Two years ago, Oskar Gröning was convicted of aiding and abetting the murder of 300,000 Jews in the Shoah.
The scale, uniqueness and global significance of crimes such as these make it very difficult for our traditional texts to give firm answers
to what should be done to such criminals.
In fact, our traditional sources are particularly unhelpful when thinking practically about today’s ethical questions of crime and punishment.
In the Bible, there is no such thing as a crime, only a sin. The response to a sin generally involved a sacrifice of some kind, a restitution of loss and what we might call the meting out of a punishment.
But this system was really designed to restore the balance of justice and righteousness in society, as a reflection of the divine scales of justice.
In the rabbinic period, the principle change was that sacrifice was replaced by other methods of atonement.
The traditional focus is on a form of restorative justice and enabling sinners to re-enter the presence of God, find forgiveness, atonement and restore balance.
But in a liberal democracy, the criminal justice system must be independent of religious creed.
So what should be done with a 96-year-old who aided and abetted murder?
It all depends on what you understand to be the function of the prison system, coupled with our firm belief in upholding human decency in the treatment of men and women, thus taking into consideration any ill health.
Ultimately, since I do not wish to defer all punishment to whatever might be in the hereafter, it is my opinion that the individual must be held to account by humanity in the here and now through the criminal justice system.

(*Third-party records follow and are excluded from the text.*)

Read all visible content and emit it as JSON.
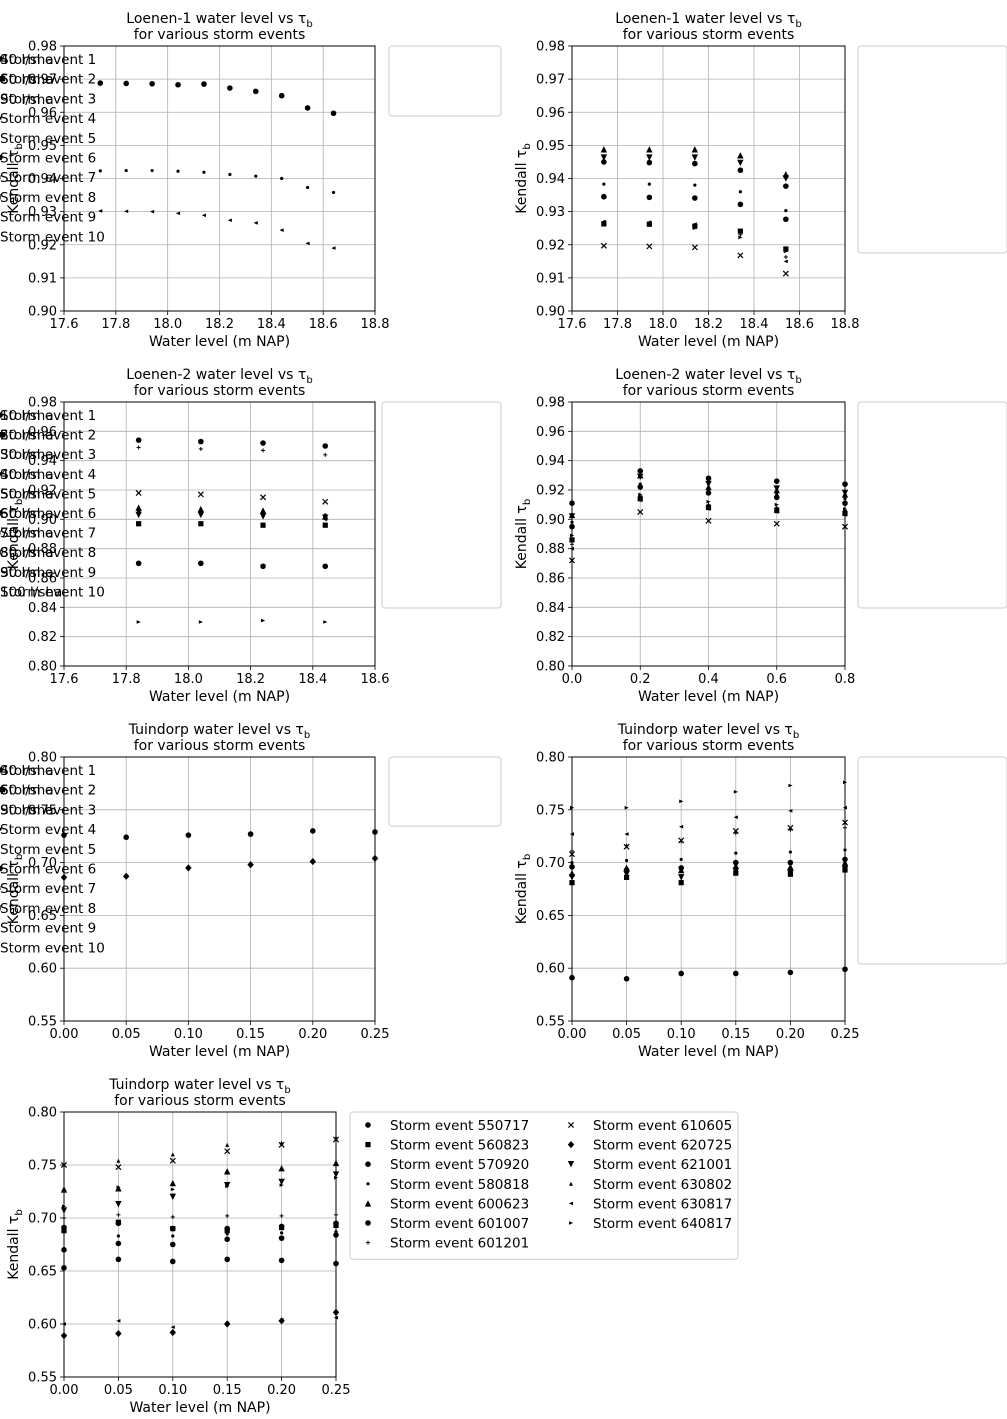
{
  "chart_data": [
    {
      "type": "scatter",
      "title": "Loenen-1 water level vs τ_b",
      "subtitle": "for various storm events",
      "xlabel": "Water level (m NAP)",
      "ylabel": "Kendall τ_b",
      "xlim": [
        17.6,
        18.8
      ],
      "ylim": [
        0.9,
        0.98
      ],
      "xticks": [
        "17.6",
        "17.8",
        "18.0",
        "18.2",
        "18.4",
        "18.6",
        "18.8"
      ],
      "yticks": [
        "0.90",
        "0.91",
        "0.92",
        "0.93",
        "0.94",
        "0.95",
        "0.96",
        "0.97",
        "0.98"
      ],
      "grid": true,
      "legend": "right",
      "series": [
        {
          "name": "40 l/sha",
          "marker": "point",
          "x": [
            17.74,
            17.84,
            17.94,
            18.04,
            18.14,
            18.24,
            18.34,
            18.44,
            18.54,
            18.64
          ],
          "y": [
            0.9423,
            0.9424,
            0.9424,
            0.9422,
            0.9419,
            0.9412,
            0.9407,
            0.94,
            0.9373,
            0.9358
          ]
        },
        {
          "name": "60 l/sha",
          "marker": "circle",
          "x": [
            17.74,
            17.84,
            17.94,
            18.04,
            18.14,
            18.24,
            18.34,
            18.44,
            18.54,
            18.64
          ],
          "y": [
            0.9688,
            0.9687,
            0.9686,
            0.9683,
            0.9685,
            0.9673,
            0.9663,
            0.965,
            0.9613,
            0.9597
          ]
        },
        {
          "name": "90 l/sha",
          "marker": "tri-left",
          "x": [
            17.74,
            17.84,
            17.94,
            18.04,
            18.14,
            18.24,
            18.34,
            18.44,
            18.54,
            18.64
          ],
          "y": [
            0.9302,
            0.9301,
            0.93,
            0.9295,
            0.9289,
            0.9274,
            0.9266,
            0.9244,
            0.9204,
            0.919
          ]
        }
      ]
    },
    {
      "type": "scatter",
      "title": "Loenen-1 water level vs τ_b",
      "subtitle": "for various storm events",
      "xlabel": "Water level (m NAP)",
      "ylabel": "Kendall τ_b",
      "xlim": [
        17.6,
        18.8
      ],
      "ylim": [
        0.9,
        0.98
      ],
      "xticks": [
        "17.6",
        "17.8",
        "18.0",
        "18.2",
        "18.4",
        "18.6",
        "18.8"
      ],
      "yticks": [
        "0.90",
        "0.91",
        "0.92",
        "0.93",
        "0.94",
        "0.95",
        "0.96",
        "0.97",
        "0.98"
      ],
      "grid": true,
      "legend": "right",
      "x": [
        17.74,
        17.94,
        18.14,
        18.34,
        18.54
      ],
      "series": [
        {
          "name": "Storm event 1",
          "marker": "circle",
          "y": [
            0.945,
            0.9448,
            0.9445,
            0.9425,
            0.9377
          ]
        },
        {
          "name": "Storm event 2",
          "marker": "square",
          "y": [
            0.9263,
            0.9262,
            0.9256,
            0.9241,
            0.9187
          ]
        },
        {
          "name": "Storm event 3",
          "marker": "tri-down",
          "y": [
            0.9463,
            0.9463,
            0.9463,
            0.9447,
            0.94
          ]
        },
        {
          "name": "Storm event 4",
          "marker": "point",
          "y": [
            0.9383,
            0.9383,
            0.938,
            0.936,
            0.9303
          ]
        },
        {
          "name": "Storm event 5",
          "marker": "tri-up",
          "y": [
            0.9488,
            0.9488,
            0.9488,
            0.947,
            0.9413
          ]
        },
        {
          "name": "Storm event 6",
          "marker": "circle",
          "y": [
            0.9345,
            0.9343,
            0.9341,
            0.9322,
            0.9277
          ]
        },
        {
          "name": "Storm event 7",
          "marker": "plus",
          "y": [
            0.9268,
            0.9266,
            0.926,
            0.923,
            0.9163
          ]
        },
        {
          "name": "Storm event 8",
          "marker": "x",
          "y": [
            0.9197,
            0.9195,
            0.9192,
            0.9168,
            0.9113
          ]
        },
        {
          "name": "Storm event 9",
          "marker": "tri-left",
          "y": [
            0.927,
            0.9268,
            0.9262,
            0.9238,
            0.915
          ]
        },
        {
          "name": "Storm event 10",
          "marker": "tri-right",
          "y": [
            0.9262,
            0.9262,
            0.925,
            0.9222,
            0.918
          ]
        }
      ]
    },
    {
      "type": "scatter",
      "title": "Loenen-2 water level vs τ_b",
      "subtitle": "for various storm events",
      "xlabel": "Water level (m NAP)",
      "ylabel": "Kendall τ_b",
      "xlim": [
        17.6,
        18.6
      ],
      "ylim": [
        0.8,
        0.98
      ],
      "xticks": [
        "17.6",
        "17.8",
        "18.0",
        "18.2",
        "18.4",
        "18.6"
      ],
      "yticks": [
        "0.80",
        "0.82",
        "0.84",
        "0.86",
        "0.88",
        "0.90",
        "0.92",
        "0.94",
        "0.96",
        "0.98"
      ],
      "grid": true,
      "legend": "right",
      "x": [
        17.84,
        18.04,
        18.24,
        18.44
      ],
      "series": [
        {
          "name": "10 l/sha",
          "marker": "circle",
          "y": [
            0.954,
            0.953,
            0.952,
            0.95
          ]
        },
        {
          "name": "20 l/sha",
          "marker": "square",
          "y": [
            0.897,
            0.897,
            0.896,
            0.896
          ]
        },
        {
          "name": "30 l/sha",
          "marker": "tri-down",
          "y": [
            0.903,
            0.903,
            0.902,
            0.901
          ]
        },
        {
          "name": "40 l/sha",
          "marker": "point",
          "y": [
            0.906,
            0.906,
            0.905,
            0.903
          ]
        },
        {
          "name": "50 l/sha",
          "marker": "tri-up",
          "y": [
            0.908,
            0.907,
            0.906,
            0.902
          ]
        },
        {
          "name": "60 l/sha",
          "marker": "circle",
          "y": [
            0.87,
            0.87,
            0.868,
            0.868
          ]
        },
        {
          "name": "70 l/sha",
          "marker": "plus",
          "y": [
            0.949,
            0.948,
            0.947,
            0.944
          ]
        },
        {
          "name": "80 l/sha",
          "marker": "x",
          "y": [
            0.918,
            0.917,
            0.915,
            0.912
          ]
        },
        {
          "name": "90 l/sha",
          "marker": "tri-left",
          "y": [
            0.905,
            0.904,
            0.903,
            0.9
          ]
        },
        {
          "name": "100 l/sha",
          "marker": "tri-right",
          "y": [
            0.83,
            0.83,
            0.831,
            0.83
          ]
        }
      ]
    },
    {
      "type": "scatter",
      "title": "Loenen-2 water level vs τ_b",
      "subtitle": "for various storm events",
      "xlabel": "Water level (m NAP)",
      "ylabel": "Kendall τ_b",
      "xlim": [
        0.0,
        0.8
      ],
      "ylim": [
        0.8,
        0.98
      ],
      "xticks": [
        "0.0",
        "0.2",
        "0.4",
        "0.6",
        "0.8"
      ],
      "yticks": [
        "0.80",
        "0.82",
        "0.84",
        "0.86",
        "0.88",
        "0.90",
        "0.92",
        "0.94",
        "0.96",
        "0.98"
      ],
      "grid": true,
      "legend": "right",
      "x": [
        0.0,
        0.2,
        0.4,
        0.6,
        0.8
      ],
      "series": [
        {
          "name": "Storm event 1",
          "marker": "circle",
          "y": [
            0.911,
            0.933,
            0.928,
            0.926,
            0.924
          ]
        },
        {
          "name": "Storm event 2",
          "marker": "square",
          "y": [
            0.886,
            0.914,
            0.908,
            0.906,
            0.904
          ]
        },
        {
          "name": "Storm event 3",
          "marker": "tri-down",
          "y": [
            0.902,
            0.929,
            0.924,
            0.921,
            0.918
          ]
        },
        {
          "name": "Storm event 4",
          "marker": "point",
          "y": [
            0.898,
            0.924,
            0.919,
            0.917,
            0.914
          ]
        },
        {
          "name": "Storm event 5",
          "marker": "tri-up",
          "y": [
            0.903,
            0.93,
            0.922,
            0.92,
            0.917
          ]
        },
        {
          "name": "Storm event 6",
          "marker": "circle",
          "y": [
            0.895,
            0.922,
            0.918,
            0.915,
            0.911
          ]
        },
        {
          "name": "Storm event 7",
          "marker": "plus",
          "y": [
            0.883,
            0.916,
            0.91,
            0.908,
            0.906
          ]
        },
        {
          "name": "Storm event 8",
          "marker": "x",
          "y": [
            0.872,
            0.905,
            0.899,
            0.897,
            0.895
          ]
        },
        {
          "name": "Storm event 9",
          "marker": "tri-left",
          "y": [
            0.88,
            0.913,
            0.907,
            0.905,
            0.903
          ]
        },
        {
          "name": "Storm event 10",
          "marker": "tri-right",
          "y": [
            0.889,
            0.917,
            0.912,
            0.91,
            0.907
          ]
        }
      ]
    },
    {
      "type": "scatter",
      "title": "Tuindorp water level vs τ_b",
      "subtitle": "for various storm events",
      "xlabel": "Water level (m NAP)",
      "ylabel": "Kendall τ_b",
      "xlim": [
        0.0,
        0.25
      ],
      "ylim": [
        0.55,
        0.8
      ],
      "xticks": [
        "0.00",
        "0.05",
        "0.10",
        "0.15",
        "0.20",
        "0.25"
      ],
      "yticks": [
        "0.55",
        "0.60",
        "0.65",
        "0.70",
        "0.75",
        "0.80"
      ],
      "grid": true,
      "legend": "right",
      "x": [
        0.0,
        0.05,
        0.1,
        0.15,
        0.2,
        0.25
      ],
      "series": [
        {
          "name": "40 l/sha",
          "marker": "point",
          "y": [
            0.727,
            0.725,
            0.727,
            0.727,
            0.73,
            0.729
          ]
        },
        {
          "name": "60 l/sha",
          "marker": "circle",
          "y": [
            0.726,
            0.724,
            0.726,
            0.727,
            0.73,
            0.729
          ]
        },
        {
          "name": "90 l/sha",
          "marker": "diamond",
          "y": [
            0.686,
            0.687,
            0.695,
            0.698,
            0.701,
            0.704
          ]
        }
      ]
    },
    {
      "type": "scatter",
      "title": "Tuindorp water level vs τ_b",
      "subtitle": "for various storm events",
      "xlabel": "Water level (m NAP)",
      "ylabel": "Kendall τ_b",
      "xlim": [
        0.0,
        0.25
      ],
      "ylim": [
        0.55,
        0.8
      ],
      "xticks": [
        "0.00",
        "0.05",
        "0.10",
        "0.15",
        "0.20",
        "0.25"
      ],
      "yticks": [
        "0.55",
        "0.60",
        "0.65",
        "0.70",
        "0.75",
        "0.80"
      ],
      "grid": true,
      "legend": "right",
      "x": [
        0.0,
        0.05,
        0.1,
        0.15,
        0.2,
        0.25
      ],
      "series": [
        {
          "name": "Storm event 1",
          "marker": "circle",
          "y": [
            0.696,
            0.693,
            0.695,
            0.7,
            0.7,
            0.703
          ]
        },
        {
          "name": "Storm event 2",
          "marker": "square",
          "y": [
            0.681,
            0.686,
            0.681,
            0.69,
            0.689,
            0.693
          ]
        },
        {
          "name": "Storm event 3",
          "marker": "tri-down",
          "y": [
            0.686,
            0.689,
            0.686,
            0.692,
            0.69,
            0.694
          ]
        },
        {
          "name": "Storm event 4",
          "marker": "point",
          "y": [
            0.7,
            0.702,
            0.703,
            0.709,
            0.71,
            0.712
          ]
        },
        {
          "name": "Storm event 5",
          "marker": "tri-up",
          "y": [
            0.69,
            0.695,
            0.693,
            0.697,
            0.696,
            0.7
          ]
        },
        {
          "name": "Storm event 6",
          "marker": "circle",
          "y": [
            0.591,
            0.59,
            0.595,
            0.595,
            0.596,
            0.599
          ]
        },
        {
          "name": "Storm event 7",
          "marker": "plus",
          "y": [
            0.711,
            0.716,
            0.72,
            0.728,
            0.731,
            0.733
          ]
        },
        {
          "name": "Storm event 8",
          "marker": "x",
          "y": [
            0.708,
            0.715,
            0.721,
            0.73,
            0.733,
            0.738
          ]
        },
        {
          "name": "Storm event 9",
          "marker": "tri-left",
          "y": [
            0.727,
            0.727,
            0.734,
            0.743,
            0.749,
            0.752
          ]
        },
        {
          "name": "Storm event 10",
          "marker": "tri-right",
          "y": [
            0.752,
            0.752,
            0.758,
            0.767,
            0.773,
            0.776
          ]
        }
      ]
    },
    {
      "type": "scatter",
      "title": "Tuindorp water level vs τ_b",
      "subtitle": "for various storm events",
      "xlabel": "Water level (m NAP)",
      "ylabel": "Kendall τ_b",
      "xlim": [
        0.0,
        0.25
      ],
      "ylim": [
        0.55,
        0.8
      ],
      "xticks": [
        "0.00",
        "0.05",
        "0.10",
        "0.15",
        "0.20",
        "0.25"
      ],
      "yticks": [
        "0.55",
        "0.60",
        "0.65",
        "0.70",
        "0.75",
        "0.80"
      ],
      "grid": true,
      "legend": "right, two columns",
      "x": [
        0.0,
        0.05,
        0.1,
        0.15,
        0.2,
        0.25
      ],
      "series": [
        {
          "name": "Storm event 550717",
          "marker": "circle",
          "y": [
            0.691,
            0.695,
            0.69,
            0.69,
            0.692,
            0.695
          ]
        },
        {
          "name": "Storm event 560823",
          "marker": "square",
          "y": [
            0.688,
            0.696,
            0.69,
            0.688,
            0.691,
            0.693
          ]
        },
        {
          "name": "Storm event 570920",
          "marker": "circle",
          "y": [
            0.653,
            0.661,
            0.659,
            0.661,
            0.66,
            0.657
          ]
        },
        {
          "name": "Storm event 580818",
          "marker": "point",
          "y": [
            0.671,
            0.683,
            0.683,
            0.685,
            0.686,
            0.687
          ]
        },
        {
          "name": "Storm event 600623",
          "marker": "tri-up",
          "y": [
            0.727,
            0.728,
            0.733,
            0.744,
            0.747,
            0.752
          ]
        },
        {
          "name": "Storm event 601007",
          "marker": "circle",
          "y": [
            0.67,
            0.676,
            0.675,
            0.68,
            0.681,
            0.684
          ]
        },
        {
          "name": "Storm event 601201",
          "marker": "plus",
          "y": [
            0.7,
            0.703,
            0.701,
            0.702,
            0.702,
            0.703
          ]
        },
        {
          "name": "Storm event 610605",
          "marker": "x",
          "y": [
            0.75,
            0.748,
            0.754,
            0.763,
            0.769,
            0.774
          ]
        },
        {
          "name": "Storm event 620725",
          "marker": "diamond",
          "y": [
            0.589,
            0.591,
            0.592,
            0.6,
            0.603,
            0.611
          ]
        },
        {
          "name": "Storm event 621001",
          "marker": "tri-down",
          "y": [
            0.707,
            0.713,
            0.72,
            0.731,
            0.734,
            0.741
          ]
        },
        {
          "name": "Storm event 630802",
          "marker": "tri-up-small",
          "y": [
            0.728,
            0.754,
            0.76,
            0.769,
            0.771,
            0.776
          ]
        },
        {
          "name": "Storm event 630817",
          "marker": "tri-left",
          "y": [
            0.6,
            0.603,
            0.597,
            0.601,
            0.604,
            0.606
          ]
        },
        {
          "name": "Storm event 640817",
          "marker": "tri-right",
          "y": [
            0.711,
            0.729,
            0.727,
            0.73,
            0.731,
            0.738
          ]
        }
      ]
    }
  ]
}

The lives affected and those murdered deserve some kind of justice, no matter how much time has elapsed.
The bloods of our brothers and sisters cry out to plead their case and we have a duty not to just find those responsible, but also make it clear you cannot live as a free man for 70 years and then hope to avoid any kind of consequence for your actions, because you have evaded conviction for so long.
That would be an absurd world in which none of us would want to live.